Ivan Pavlov: “They have done everything to make a person leave and not come back”
Ivan Pavlov

29 October 2021

Ivan Pavlov in conversation with Aleksandr Kasatkin

Source: Moscow Helsinki Group [original source: Настоящее время]


The Russian authorities have put the lawyer Ivan Pavlov, a laureate of the Moscow Helsinki Group Prize, on а wanted list.  А criminal case for disclosing confidential information about an investigation was brought against Pavlov in April this year.  According to the FSB, Pavlov, the defence lawyer for the journalist Ivan Safronov who has been accused of treason, illegally gave documents to journalists. After that, the legal association Team 29 led by Pavlov was declared an undesirable organization.  Team 29 was forced to halt its work, and Pavlov himself left Russia. 

In an interview with Current Time, Ivan Pavlov spoke about how all these events are connected with the particular character of his work: he primarily handles cases on treason, espionage, and extremism. Among his clients is Aleksei Navalny’s Anti-Corruption Foundation, which has been declared an extremist organization and banned in Russia. 
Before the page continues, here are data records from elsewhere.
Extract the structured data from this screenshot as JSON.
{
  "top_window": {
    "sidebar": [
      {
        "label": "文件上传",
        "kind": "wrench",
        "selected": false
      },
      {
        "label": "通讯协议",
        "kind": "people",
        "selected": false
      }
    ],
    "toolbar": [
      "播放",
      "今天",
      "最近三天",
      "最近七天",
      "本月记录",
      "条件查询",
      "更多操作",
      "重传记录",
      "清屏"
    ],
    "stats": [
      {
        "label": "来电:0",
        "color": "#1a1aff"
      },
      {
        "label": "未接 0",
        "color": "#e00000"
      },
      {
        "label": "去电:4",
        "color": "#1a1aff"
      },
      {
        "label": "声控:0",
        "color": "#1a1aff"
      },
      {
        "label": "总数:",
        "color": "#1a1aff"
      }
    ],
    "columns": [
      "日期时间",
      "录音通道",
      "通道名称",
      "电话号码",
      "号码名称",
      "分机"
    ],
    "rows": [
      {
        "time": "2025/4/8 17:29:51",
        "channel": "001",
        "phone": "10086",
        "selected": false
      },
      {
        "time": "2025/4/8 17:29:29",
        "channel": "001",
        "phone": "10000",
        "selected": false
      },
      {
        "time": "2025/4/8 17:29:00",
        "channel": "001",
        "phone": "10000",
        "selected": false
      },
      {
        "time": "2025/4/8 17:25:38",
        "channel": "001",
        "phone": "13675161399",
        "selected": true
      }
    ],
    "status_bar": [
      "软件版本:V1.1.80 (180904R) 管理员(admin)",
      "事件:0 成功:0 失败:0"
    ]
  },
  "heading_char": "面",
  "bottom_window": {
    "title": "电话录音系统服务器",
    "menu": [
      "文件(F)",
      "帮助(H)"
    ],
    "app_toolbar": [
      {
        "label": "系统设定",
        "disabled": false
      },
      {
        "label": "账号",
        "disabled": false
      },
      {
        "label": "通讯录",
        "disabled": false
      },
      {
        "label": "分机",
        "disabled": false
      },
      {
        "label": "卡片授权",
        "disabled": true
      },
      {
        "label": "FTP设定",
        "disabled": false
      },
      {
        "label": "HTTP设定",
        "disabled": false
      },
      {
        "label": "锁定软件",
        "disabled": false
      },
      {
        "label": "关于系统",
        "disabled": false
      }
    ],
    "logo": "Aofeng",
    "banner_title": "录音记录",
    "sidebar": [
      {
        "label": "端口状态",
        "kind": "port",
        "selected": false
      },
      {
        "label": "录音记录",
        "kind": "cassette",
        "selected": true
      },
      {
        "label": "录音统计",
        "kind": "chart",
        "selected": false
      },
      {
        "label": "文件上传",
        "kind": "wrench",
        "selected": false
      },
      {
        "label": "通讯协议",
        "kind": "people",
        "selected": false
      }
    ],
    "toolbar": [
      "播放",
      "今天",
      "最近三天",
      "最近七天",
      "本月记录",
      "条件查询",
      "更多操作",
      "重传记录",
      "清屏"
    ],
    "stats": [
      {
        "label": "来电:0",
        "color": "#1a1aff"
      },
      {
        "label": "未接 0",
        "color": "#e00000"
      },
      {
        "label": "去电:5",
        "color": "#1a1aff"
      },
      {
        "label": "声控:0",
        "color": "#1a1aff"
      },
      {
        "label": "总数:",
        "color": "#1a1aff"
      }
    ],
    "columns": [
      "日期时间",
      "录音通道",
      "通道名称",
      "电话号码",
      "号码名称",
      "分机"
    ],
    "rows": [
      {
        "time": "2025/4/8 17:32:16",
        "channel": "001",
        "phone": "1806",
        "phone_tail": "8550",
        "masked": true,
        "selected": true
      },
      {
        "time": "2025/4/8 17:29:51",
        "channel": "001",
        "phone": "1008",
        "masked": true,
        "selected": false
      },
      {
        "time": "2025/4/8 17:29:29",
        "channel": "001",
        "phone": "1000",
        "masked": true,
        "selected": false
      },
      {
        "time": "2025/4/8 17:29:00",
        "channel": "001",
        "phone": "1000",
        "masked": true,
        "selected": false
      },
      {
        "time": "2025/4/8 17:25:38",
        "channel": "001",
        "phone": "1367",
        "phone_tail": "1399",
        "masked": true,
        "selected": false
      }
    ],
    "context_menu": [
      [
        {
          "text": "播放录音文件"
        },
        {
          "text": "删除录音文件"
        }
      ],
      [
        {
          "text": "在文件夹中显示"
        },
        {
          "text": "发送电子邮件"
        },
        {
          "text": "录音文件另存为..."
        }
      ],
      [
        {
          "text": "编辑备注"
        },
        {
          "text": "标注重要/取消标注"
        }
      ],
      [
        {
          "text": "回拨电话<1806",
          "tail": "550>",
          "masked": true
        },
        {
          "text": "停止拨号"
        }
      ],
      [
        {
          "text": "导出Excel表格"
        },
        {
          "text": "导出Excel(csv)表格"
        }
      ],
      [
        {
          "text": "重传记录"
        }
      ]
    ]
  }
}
I guess I’d rate it as a classic of the genre.  First they have done everything to make a person leave.  Now they have to do everything so that he doesn’t come back, so that it wouldn’t even enter his head that he could return and continue on with business as usual. They put me on a wanted list, they could bring another criminal case, but so far we know only that they’ve put me on a wanted list. That doesn’t mean that they won’t bring any criminal cases – maybe they’ve already been brought, we simply don’t know about them. Because it happened on September 20 — it turns out, that the decree putting me on the wanted list was dated September 20 – but we learned about it only in the past few days. And here they are taking measures to keep me at a distance, so to speak. 

I continue to work [on the Safronov case), and on other cases. Lawyers remain in Russia who attend the court hearings and other matters regarding the investigation. I can still do some things remotely, a large part of an advocate’s work is in the office, and this part of the work I can do.  And as long as my help is needed, I will not refuse anyone. 

I think that the sum total of these cases has reached a critical mass, when my courtroom opponents began to work in an unsporting fashion and took steps to remove the defence lawyer. There’s a piece of oriental wisdom that says if you cannot bite the horseman, bite the horse.  I’m the horse, you understand, and it’s not a sweet life.  Here, of course, it is all about the people I am defending. And when something doesn’t go well for my opponents, doesn’t come together, the legal debits and credits don’t match, they decide to remove one of the active participants in the trial, the one who actively led the defence. And in order to remove that element of the criminal trial, they exerted unprecedented amounts of pressure that forced me to leave the country.

But once again, before I left Russia, I had a lot of preparatory work to do: we found other activists who would make up for my absence in Russia and are now continuing to directly participate in cases. Every case has at least one rights defender involved, or sometimes even several. And I, unfortunately, do my side of the job at a distance. But if the conditions change and I can return at least to the conditions that existed before 30 April, when I was told that a criminal case had been opened against me and I would be subject to pre-trial restrictions that paralysed my ability to practice as a lawyer because I couldn’t use the internet, any means of communication or communicate with my clients and lawyer colleagues… If these conditions are restored to allow normal legal work, then even with the level of security I had before 30 April – and this was quite critical – I am prepared to return to Russia. I’ll be on the first flight with what they call a one-way ticket – just as when I left Russia.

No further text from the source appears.